Nehmen wir die TV-Termine dieser Woche:
Mo. 20.15 h St. Pauli (erstmals in dieser Saison: 5 x 1.Liga)
Di. 20.45 h Champions League (demnächst zusätzlich um 19 h)
Mi. 20.45 h Champions League (demnächst zusätzlich um 19 h)
Do. 19 h & 21.05 h Europa-League
Fr. 18.30 h 2.Liga, 20.30 h 1.Liga
Sa. 13 h 2.Liga, 15.30 h 1.Liga, 18.30 1.Liga
So. 13.30 h 2.Liga (erstmals diese Saison auch 2 x 1.Liga), 15.30 h 1.Liga, 17.30 h 1.Liga
Es gibt immer noch Leute, die sich wundern, dass die Amateurmannschaften, die keine Profikarriere anbieten und am Wochenende spielen müssen, Nachwuchsprobleme haben. Ich wiederum kann aus eigener persönlicher Erfahrung berichten, dass das Zugucken vor der Glotze auch schon körperlich anstrengend ist. Nach zwei Spielen hintereinander ist, da mein Kneipier einfach keine Liegestühle anschaffen will, “alles zuende”.
Doch manchen ist es noch nicht genug. Wie oben schon angedeutet wollen sowohl Uefa als auch DFL die Spieltermine und Anstosszeiten noch weiter ausdehnen. Und Fifa und Uefa wollen das mit den Länderturnieren EM und WM ebenfalls. Damit soll das überschüssige Kapital US-amerikanischer, russischer, arabischer, chinesischer, deutscher, österreichischer und vieler anderer Oligarchen eingesammelt und mit einer sonst in keiner Branche mehr zu erzielenden Rendite verzinst werden. Das sind die feuchten Träume der Fußballoligarchen, und der Armeen von TV-Vermarktern, Rechtsanwälten, Spielerberatern und Spielerfrauen, für die 17, 18-jährige Gladiatoren bereitwillig ihre Knochen hinhalten, weil es für viele von ihnen keine anderen Aufstiegsmöglichkeiten mehr gibt.
Einschub: wer richtigen Fußballsport sehen will, sollte es mal bei den Frauen versuchen.
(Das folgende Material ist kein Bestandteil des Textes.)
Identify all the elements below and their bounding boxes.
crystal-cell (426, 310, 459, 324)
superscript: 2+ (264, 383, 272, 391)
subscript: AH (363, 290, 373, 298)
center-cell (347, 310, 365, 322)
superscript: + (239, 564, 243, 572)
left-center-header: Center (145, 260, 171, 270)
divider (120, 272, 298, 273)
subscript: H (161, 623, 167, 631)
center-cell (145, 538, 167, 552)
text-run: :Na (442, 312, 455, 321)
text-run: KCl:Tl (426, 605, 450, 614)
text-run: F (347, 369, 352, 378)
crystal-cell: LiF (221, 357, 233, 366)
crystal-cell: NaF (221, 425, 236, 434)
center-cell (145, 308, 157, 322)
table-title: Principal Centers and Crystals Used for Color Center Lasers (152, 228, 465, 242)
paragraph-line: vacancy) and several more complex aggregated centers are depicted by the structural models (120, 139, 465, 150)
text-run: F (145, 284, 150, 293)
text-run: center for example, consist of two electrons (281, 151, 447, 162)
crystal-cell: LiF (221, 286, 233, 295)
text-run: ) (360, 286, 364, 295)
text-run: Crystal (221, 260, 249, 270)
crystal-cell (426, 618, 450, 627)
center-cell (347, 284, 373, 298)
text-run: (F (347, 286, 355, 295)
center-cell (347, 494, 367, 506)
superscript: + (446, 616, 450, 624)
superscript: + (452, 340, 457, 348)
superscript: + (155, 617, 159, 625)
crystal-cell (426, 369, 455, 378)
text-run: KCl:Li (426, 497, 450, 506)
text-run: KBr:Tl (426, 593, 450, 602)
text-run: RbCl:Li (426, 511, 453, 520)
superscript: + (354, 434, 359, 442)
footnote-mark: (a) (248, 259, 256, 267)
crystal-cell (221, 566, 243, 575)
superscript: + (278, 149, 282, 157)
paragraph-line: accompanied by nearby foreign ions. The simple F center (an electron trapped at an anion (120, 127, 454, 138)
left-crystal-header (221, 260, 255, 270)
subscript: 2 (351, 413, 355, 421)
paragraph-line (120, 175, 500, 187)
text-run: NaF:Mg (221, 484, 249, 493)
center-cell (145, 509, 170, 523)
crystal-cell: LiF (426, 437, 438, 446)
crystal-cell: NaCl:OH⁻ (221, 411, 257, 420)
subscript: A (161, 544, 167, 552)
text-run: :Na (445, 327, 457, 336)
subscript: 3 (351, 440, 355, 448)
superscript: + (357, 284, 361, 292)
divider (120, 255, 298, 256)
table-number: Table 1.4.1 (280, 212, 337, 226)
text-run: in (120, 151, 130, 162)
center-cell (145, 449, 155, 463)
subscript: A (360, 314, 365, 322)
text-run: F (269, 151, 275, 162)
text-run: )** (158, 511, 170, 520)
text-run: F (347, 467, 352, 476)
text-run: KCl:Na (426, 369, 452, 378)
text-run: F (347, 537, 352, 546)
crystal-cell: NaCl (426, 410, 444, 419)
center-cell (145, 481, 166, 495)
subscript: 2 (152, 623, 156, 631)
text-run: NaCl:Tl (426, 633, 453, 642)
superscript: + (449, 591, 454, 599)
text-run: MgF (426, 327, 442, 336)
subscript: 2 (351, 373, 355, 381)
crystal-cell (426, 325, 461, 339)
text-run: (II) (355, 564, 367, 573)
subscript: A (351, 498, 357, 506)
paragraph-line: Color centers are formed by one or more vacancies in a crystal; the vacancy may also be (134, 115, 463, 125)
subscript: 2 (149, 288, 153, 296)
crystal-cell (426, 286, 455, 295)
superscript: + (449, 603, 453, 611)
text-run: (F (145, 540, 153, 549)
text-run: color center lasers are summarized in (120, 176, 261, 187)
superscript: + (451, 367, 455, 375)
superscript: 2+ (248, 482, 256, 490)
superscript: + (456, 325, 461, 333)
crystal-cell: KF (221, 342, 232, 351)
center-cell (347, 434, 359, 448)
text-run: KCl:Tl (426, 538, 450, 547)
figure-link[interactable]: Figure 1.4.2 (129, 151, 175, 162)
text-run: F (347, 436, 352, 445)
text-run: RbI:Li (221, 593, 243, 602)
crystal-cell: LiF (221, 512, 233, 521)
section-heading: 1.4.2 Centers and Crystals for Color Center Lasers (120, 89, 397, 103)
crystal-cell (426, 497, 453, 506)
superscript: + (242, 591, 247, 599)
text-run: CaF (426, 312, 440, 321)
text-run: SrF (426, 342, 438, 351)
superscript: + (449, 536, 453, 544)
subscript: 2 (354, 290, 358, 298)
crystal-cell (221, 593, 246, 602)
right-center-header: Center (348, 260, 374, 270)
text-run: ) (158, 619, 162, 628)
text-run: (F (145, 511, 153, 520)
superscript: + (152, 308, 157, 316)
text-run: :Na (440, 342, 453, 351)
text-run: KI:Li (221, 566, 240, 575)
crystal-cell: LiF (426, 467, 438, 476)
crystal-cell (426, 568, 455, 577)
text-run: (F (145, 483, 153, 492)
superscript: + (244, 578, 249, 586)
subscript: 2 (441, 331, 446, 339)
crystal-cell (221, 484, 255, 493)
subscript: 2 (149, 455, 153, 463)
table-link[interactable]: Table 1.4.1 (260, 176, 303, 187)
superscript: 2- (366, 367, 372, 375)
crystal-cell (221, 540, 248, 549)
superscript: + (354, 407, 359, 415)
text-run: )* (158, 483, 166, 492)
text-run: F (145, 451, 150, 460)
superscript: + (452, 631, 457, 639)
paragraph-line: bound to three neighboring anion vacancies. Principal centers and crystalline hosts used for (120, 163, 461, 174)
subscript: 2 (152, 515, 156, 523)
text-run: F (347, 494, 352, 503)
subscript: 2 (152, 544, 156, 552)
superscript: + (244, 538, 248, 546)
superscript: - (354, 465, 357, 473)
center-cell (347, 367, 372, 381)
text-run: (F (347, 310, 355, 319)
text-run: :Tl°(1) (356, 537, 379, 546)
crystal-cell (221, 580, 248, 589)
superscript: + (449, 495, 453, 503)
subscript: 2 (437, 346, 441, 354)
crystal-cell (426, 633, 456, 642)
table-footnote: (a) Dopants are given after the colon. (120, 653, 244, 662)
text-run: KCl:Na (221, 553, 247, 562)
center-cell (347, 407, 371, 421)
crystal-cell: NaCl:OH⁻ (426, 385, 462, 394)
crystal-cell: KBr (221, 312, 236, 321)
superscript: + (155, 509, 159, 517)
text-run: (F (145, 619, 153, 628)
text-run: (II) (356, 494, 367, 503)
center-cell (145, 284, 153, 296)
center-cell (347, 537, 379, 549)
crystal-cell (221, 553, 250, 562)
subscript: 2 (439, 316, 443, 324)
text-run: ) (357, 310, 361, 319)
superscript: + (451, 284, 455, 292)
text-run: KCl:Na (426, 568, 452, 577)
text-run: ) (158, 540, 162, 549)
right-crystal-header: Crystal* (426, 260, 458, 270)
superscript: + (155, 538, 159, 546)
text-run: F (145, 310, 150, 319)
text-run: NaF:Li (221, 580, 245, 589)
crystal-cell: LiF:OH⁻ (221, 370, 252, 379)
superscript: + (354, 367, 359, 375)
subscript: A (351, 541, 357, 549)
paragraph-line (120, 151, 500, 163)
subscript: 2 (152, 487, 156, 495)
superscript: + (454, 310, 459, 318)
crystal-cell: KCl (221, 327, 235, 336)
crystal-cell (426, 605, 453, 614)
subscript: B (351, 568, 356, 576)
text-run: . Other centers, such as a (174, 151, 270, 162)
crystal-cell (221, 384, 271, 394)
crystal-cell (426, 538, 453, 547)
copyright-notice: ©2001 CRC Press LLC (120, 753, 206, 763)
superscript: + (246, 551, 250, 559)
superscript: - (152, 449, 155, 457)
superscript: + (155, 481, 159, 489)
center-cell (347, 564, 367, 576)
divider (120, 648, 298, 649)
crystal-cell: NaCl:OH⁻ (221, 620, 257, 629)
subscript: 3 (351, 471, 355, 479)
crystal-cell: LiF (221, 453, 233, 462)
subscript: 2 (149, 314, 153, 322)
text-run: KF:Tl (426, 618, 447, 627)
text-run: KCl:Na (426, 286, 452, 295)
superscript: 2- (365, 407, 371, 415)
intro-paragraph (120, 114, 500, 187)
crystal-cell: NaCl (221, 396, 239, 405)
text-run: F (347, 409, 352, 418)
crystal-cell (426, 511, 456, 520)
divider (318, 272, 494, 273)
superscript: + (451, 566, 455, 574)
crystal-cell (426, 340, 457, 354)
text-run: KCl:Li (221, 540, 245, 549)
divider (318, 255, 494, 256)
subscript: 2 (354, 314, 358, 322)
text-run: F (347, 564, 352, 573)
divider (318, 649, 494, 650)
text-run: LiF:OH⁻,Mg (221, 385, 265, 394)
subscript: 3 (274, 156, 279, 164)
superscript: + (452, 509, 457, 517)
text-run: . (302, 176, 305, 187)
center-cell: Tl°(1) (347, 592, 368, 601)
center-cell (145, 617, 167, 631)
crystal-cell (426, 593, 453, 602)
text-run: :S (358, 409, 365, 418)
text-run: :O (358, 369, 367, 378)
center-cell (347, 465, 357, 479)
Da stimmt jedenfalls aus Zuschauersicht das Preis-Leistungs-Verhältnis noch.
Nun gibt es aus den USA erste Anzeichen des Überfressens. Wo sonst? Ein Wunder ist das nicht. Der Mensch braucht Rituale, für sein Wohlergehen und sein Sicherheitsgefühl. Der Kapitalismus und natürlich auch die Fußballmafia lösen diese Sicherheiten immer weiter auf. Fußball, das waren Samstag- und Sonntagnachmittage. An diesen Tagen, wer kann sich noch erinnern?, war arbeitsfrei. Ausser von Verwandten und guten Freunden wurde man auch nicht angerufen. Europapokalabende waren mittwochs, und oft so, dass auch Grundschulkinder noch aufbleiben und mitgucken durften. Diese Kindheitserlebnisse haben nicht wenige von ihnen zu Fußballern gemacht, und das obwohl das Fernsehbild zeitweise nicht nur nicht scharf, sondern auch nur schwarz-weiss war.
Es mag sein, dass die meisten diese Sicht als einen liebenswerten Romantikanfall betrachten. Ich halte dagegen: VW und RWE, WAZ und DuMont, Deutsche Bank, General Motors, Ford und Detroit, sie alle haben mal geglaubt, dass niemand ihnen die Weltherrschaft mehr nehmen kann. Jetzt sind sie selbst “Opfer” des Systems, das sie verehrten.
Schade um den Fußball. Wenn sie ihn und eine gute Bratwurst wirklich lieben, besuchen sie mal wieder ein Bezirks- oder Kreisligaspiel. Oder eins von den Frauen.